# New 2012 210 Rs



## cdn campers (Oct 31, 2011)

hi, all. we purchased our new outback this past july from lake shore rv in mich, the price was about 9k less than our dealer here in saskatoon. i spent 200 dollars having the unit shipped to the ind state line ( to avoid paying the mich state tax) the road trip down to pick up the 210 rs and return cost me about 1100.00 for fuel and the 200.00 del charge came to $1300.00 . i was very pleased how smooth the paper work was to do and was able to clear canada customs in about 15 min, bringing the new trl into canada. i wud be amiss if i didnt mention the sales persons name at lake shore rv . gary england . was simply just great.. . my family and i just love new out back . we had a fun finder toy hauler prior to this unit and i have nothing good to say about the quality and wrkmanship of that unit. i heard many good things about keystone manf ,and iam happy to say that its true. had a couple small warranty things to deal with the new unit back home . tried booking it in to the local outback dealership to get fixed but they would not touch it as i bought it in the usa. found out after a few phone calls no keystone dealers at home wud touch it part of the saskatchewan rv assoc un written policy. called keystone manf in the usa, and told me that they dont force canadian dealers to do warranty work . on units purchased in the states by cdn s that live in canada. i called lake shore rv and spoke with the service mgr (shun ) got me booked into rv dealership in saskatoon that buys units from lake shore rv, and did all the reqrd work. i really like this out back forum hav e done a couple mods on the unit so far. put heat into the bathroom and a new digital thermostat.


----------



## W5CI (Apr 21, 2009)

The folks at Lakeshore are Great to do business with, I have purchased two new Outbacks from them. I wouldnt hesitate to buy from them again.


----------



## CdnOutback (Apr 16, 2010)

We bought ours from Pete's RV in Burlington, VT and had it shipped to Pembina, ND. The process worked great and we saved 15000 off the price of the same unit in Winnipeg. The dealer told us they wouldn't honor the warranty beforehand but I figured I could pay for a lot of repairs out of the savings.... we never did have any warranty issues at all, so we saved the whole amount...Congrats on the purchase!


----------



## cdn campers (Oct 31, 2011)

CdnOutback said:


> We bought ours from Pete's RV in Burlington, VT and had it shipped to Pembina, ND. The process worked great and we saved 15000 off the price of the same unit in Winnipeg. The dealer told us they wouldn't honor the warranty beforehand but I figured I could pay for a lot of repairs out of the savings.... we never did have any warranty issues at all, so we saved the whole amount...Congrats on the purchase!

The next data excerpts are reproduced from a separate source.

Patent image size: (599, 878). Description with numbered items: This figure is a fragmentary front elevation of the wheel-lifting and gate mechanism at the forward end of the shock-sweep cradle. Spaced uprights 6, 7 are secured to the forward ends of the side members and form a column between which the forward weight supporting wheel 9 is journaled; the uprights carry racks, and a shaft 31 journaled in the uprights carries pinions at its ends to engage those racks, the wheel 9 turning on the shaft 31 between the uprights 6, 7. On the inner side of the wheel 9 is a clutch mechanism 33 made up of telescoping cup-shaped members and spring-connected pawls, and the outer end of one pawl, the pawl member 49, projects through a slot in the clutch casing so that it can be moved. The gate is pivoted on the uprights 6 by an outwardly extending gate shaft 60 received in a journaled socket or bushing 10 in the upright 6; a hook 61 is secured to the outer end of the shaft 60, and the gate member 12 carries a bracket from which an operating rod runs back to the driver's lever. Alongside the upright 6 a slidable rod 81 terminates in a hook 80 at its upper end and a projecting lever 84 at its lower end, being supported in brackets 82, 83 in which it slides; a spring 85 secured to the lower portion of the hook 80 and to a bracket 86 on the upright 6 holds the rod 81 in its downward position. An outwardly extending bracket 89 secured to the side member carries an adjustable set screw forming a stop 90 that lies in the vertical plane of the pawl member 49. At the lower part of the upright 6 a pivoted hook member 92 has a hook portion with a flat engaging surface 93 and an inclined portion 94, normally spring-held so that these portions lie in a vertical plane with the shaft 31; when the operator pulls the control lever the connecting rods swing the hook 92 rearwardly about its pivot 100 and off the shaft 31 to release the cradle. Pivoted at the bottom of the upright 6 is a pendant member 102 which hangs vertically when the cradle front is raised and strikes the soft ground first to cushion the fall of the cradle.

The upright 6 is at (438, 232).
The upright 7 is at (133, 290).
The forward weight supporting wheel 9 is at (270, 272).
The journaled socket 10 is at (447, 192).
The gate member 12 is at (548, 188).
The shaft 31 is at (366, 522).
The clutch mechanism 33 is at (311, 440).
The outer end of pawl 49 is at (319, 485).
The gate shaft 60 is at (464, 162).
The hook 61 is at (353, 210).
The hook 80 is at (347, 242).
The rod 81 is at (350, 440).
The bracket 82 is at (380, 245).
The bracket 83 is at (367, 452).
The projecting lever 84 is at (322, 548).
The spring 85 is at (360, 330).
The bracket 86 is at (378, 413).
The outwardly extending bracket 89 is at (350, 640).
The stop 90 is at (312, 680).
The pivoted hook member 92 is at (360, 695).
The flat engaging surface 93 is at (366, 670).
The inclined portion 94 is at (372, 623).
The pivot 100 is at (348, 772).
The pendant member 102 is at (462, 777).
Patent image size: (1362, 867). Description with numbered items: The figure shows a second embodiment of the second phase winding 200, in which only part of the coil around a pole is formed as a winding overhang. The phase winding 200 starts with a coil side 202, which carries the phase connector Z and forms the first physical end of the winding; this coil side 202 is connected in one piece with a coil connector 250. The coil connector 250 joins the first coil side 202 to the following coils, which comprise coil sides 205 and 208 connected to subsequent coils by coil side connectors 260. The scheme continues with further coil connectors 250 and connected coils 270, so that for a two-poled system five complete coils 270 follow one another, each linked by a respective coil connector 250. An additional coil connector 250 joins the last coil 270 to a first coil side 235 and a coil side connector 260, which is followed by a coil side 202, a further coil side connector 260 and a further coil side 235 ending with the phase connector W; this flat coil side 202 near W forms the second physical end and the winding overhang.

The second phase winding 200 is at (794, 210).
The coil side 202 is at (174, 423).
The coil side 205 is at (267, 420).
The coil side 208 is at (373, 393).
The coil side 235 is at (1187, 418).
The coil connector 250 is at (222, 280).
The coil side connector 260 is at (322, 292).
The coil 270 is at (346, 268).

glad to hear you got agood deal too. dont get me wrong i like to support local buisness but when your savings are in the 10k range. i have to get the best bang for my buck. ihad one salesman up here tell me . that if i bought a usa trailer that i would be puttin my family in grave danger. as the american propane is different than canadian propane and icould at worse explode andor have a fatal fire. dont we ship our excess propane to our good friends to the south of us. i hate sales people who use scare tactics to try and make a sale. and with the warranty issues that i had it makes me even happier i bought out of country.


----------



## ftwildernessguy (Oct 12, 2009)

cdn campers said:


> We bought ours from Pete's RV in Burlington, VT and had it shipped to Pembina, ND. The process worked great and we saved 15000 off the price of the same unit in Winnipeg. The dealer told us they wouldn't honor the warranty beforehand but I figured I could pay for a lot of repairs out of the savings.... we never did have any warranty issues at all, so we saved the whole amount...Congrats on the purchase!


glad to hear you got agood deal too. dont get me wrong i like to support local buisness but when your savings are in the 10k range. i have to get the best bang for my buck. ihad one salesman up here tell me . that if i bought a usa trailer that i would be puttin my family in grave danger. as the american propane is different than canadian propane and icould at worse explode andor have a fatal fire. dont we ship our excess propane to our good friends to the south of us. i hate sales people who use scare tactics to try and make a sale. and with the warranty issues that i had it makes me even happier i bought out of country.
[/quote]

Guess that guy never took organic chemistry. Propane is propane, regardless of where it's made.


----------



## hautevue (Mar 8, 2009)

Got a good laugh about the difference between Canadian propane and USA propane!









You're right, of course--we (USA) buy a lot of oil and gas from Canada. Witness our illustrious President leaving the USA this week to go to Japan, to avoid making a decision whether the Keystone pipeline extension can be built. Sigh. And the fracking of shale all over the mid-west is rapidly increasing the supplies of natural gas.

But Canadian gas looks the same as USA gas! What a laugher that CN propane is different from USA propane!!! I hope you were able to keep a straight face!


----------